I co-authored a study with a young student at Columbia early in the 21st century in which we took a hard look at the ways that the needs of people around the world were being met by big pharma. It has gotten much better than that in the years since, but there's still a lot wrong with it.

Privatization is driven by profit motives, and people who can't pay don't tend to get the drugs they need, even when those drugs have already been developed.

Shaun Chen Liberal Scarborough North, ON

There has been a lot of conversation around pharmaceuticals and the insurance industry, given the recent events in the U.S. With respect to the example you just gave, would you say that more public funding is needed to support research that is not created in the interest of powerful corporations and for profit motives?

4:25 p.m.

John Dewey Professor Emeritus of Philosophy, As an Individual

Philip Kitcher

Yes, I would say that. In my view, this is terribly important.

I must confess that while Dr. Robson comes from a family of academics, I come from a family of poorer people. I was a great beneficiary—and my mother before me was a great beneficiary—of the fact that various medicines were universally available in Britain to people who couldn't pay.

That is something that any serious ethical medical system should strive to replicate, and if the drug companies are making that impossible, then the drug companies should be regulated.

Shaun Chen Liberal Scarborough North, ON

I'll turn to Dr. Robson.

You talked about universities acting as “creatures of the state”. You have a doctorate. Your family, as you said, includes professors.

What are your thoughts on academic freedom? Do you believe that it currently exists and that professors, researchers and graduate students have academic freedom to pursue the research interests that they are interested in pursuing?

4:25 p.m.

Executive Director, Climate Discussion Nexus, As an Individual

Dr. John Robson

I think that academic freedom is in very poor shape these days. The atmosphere on campus is such that if you speak up in class to say that you're in favour of free markets, that you're in favour of Israel or that you think there might be some arguments in favour of America's role in the world, then you really do risk getting chased off campus, and sometimes literally chased off campus.

If you are putting in for a grant, of course you have to say that it will help with climate change and will help with DEI. All of these things are obligatory nowadays. I think, again, that this is just very harmful.

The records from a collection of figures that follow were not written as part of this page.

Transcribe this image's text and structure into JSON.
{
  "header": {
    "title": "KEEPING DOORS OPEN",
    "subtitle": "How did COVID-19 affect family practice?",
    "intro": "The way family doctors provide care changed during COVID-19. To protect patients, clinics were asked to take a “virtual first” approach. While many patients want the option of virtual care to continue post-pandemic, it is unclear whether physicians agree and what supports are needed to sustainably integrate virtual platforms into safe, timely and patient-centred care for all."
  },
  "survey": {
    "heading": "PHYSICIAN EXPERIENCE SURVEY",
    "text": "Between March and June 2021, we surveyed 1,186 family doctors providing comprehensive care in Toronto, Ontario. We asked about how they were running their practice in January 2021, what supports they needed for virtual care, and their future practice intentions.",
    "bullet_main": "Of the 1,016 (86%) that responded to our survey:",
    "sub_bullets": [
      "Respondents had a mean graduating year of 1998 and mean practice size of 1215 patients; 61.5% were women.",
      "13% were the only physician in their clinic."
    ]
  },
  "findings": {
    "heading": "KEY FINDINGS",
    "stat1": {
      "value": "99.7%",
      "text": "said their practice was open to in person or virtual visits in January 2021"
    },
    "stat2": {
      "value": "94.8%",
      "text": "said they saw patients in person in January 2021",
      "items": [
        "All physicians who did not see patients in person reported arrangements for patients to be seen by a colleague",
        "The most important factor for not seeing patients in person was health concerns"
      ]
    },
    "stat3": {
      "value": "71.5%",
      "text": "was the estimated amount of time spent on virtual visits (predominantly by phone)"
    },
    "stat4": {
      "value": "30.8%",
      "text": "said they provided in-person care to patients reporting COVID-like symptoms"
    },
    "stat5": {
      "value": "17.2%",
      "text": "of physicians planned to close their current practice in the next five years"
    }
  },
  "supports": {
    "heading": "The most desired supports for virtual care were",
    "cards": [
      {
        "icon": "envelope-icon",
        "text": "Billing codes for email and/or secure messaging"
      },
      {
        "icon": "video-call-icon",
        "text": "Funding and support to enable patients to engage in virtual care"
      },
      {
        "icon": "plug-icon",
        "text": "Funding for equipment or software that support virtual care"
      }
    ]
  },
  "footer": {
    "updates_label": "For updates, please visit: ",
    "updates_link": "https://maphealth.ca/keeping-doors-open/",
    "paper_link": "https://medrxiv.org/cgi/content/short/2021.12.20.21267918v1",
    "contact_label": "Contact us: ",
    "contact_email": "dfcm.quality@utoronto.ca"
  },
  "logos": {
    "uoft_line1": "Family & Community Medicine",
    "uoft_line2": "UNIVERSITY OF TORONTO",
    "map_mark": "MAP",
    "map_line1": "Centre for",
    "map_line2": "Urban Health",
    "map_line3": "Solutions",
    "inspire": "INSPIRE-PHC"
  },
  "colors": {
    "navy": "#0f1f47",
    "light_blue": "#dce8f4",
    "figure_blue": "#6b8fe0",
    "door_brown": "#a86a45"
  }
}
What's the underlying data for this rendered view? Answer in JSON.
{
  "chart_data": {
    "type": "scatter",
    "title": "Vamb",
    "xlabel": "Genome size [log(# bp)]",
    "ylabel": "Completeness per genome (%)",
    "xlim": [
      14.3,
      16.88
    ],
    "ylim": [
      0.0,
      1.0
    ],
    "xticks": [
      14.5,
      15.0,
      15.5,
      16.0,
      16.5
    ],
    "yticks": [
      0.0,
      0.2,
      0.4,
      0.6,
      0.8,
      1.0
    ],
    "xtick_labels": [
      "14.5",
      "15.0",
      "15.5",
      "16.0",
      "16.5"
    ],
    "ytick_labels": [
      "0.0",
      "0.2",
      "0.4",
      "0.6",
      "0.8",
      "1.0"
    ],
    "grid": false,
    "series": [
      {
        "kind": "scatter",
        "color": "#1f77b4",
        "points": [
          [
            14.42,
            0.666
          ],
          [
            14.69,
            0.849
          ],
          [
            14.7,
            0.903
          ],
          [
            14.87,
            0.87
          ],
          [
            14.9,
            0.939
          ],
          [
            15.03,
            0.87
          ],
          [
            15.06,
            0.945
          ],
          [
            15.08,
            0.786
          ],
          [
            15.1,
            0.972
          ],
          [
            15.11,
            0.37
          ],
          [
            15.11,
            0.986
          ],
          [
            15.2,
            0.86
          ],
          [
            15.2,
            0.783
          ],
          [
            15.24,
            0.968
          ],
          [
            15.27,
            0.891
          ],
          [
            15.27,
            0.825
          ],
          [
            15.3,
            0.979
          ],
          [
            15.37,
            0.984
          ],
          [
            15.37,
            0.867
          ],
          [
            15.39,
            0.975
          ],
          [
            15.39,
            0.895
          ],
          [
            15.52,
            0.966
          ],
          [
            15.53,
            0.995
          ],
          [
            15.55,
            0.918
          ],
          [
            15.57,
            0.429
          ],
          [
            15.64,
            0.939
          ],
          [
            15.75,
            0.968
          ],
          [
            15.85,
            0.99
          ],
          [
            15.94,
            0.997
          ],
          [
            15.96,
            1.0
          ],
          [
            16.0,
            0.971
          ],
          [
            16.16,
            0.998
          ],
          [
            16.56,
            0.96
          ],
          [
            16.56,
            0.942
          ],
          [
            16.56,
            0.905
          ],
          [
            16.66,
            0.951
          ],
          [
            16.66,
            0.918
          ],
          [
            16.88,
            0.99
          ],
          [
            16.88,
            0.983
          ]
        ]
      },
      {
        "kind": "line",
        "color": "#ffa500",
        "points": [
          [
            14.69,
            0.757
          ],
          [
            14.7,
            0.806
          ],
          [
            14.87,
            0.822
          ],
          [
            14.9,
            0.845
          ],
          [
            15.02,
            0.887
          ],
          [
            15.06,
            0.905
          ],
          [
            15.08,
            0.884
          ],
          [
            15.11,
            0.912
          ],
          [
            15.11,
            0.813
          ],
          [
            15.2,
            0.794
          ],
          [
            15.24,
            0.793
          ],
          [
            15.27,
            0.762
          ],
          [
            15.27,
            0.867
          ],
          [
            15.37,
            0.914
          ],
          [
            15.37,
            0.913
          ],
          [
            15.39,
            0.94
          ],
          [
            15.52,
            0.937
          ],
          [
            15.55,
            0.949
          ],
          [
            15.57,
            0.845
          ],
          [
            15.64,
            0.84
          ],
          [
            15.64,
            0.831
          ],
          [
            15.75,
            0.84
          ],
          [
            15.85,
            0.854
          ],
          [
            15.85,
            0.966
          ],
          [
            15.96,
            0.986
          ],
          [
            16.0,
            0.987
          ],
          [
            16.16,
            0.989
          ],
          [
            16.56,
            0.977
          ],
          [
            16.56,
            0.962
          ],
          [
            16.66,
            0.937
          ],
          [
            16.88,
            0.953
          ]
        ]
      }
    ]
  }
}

When I went to college years ago, my father said, “Don't study English. The profession's lost its mind.” By the way, I should mention that my father's parents never owned a car. My grandfather, who made good, was the poor boy on scholarships. I can play the poverty card too, if it will help my credibility here.

The critical point is that, as John Stuart Mill said, the state should require that children get an education and make sure that they can afford it, but a state-delivered education is a contrivance for moulding people into conformity. This is what universities now do. The one who pays the piper calls the tune. I want to add that I think it's a very impoverished vision that if they're privatized, all they'll do is sell to the highest bidder. What they'll do is go out and raise money philanthropically in large amounts from the generous people who live in our wealthy country, based on their devotion to research.

You see what's happening in the pharmaceutical industry. What have our lavish subsidies done about that? The Soviet Union had purely public sector research for 70 years and didn't invent one single useful drug.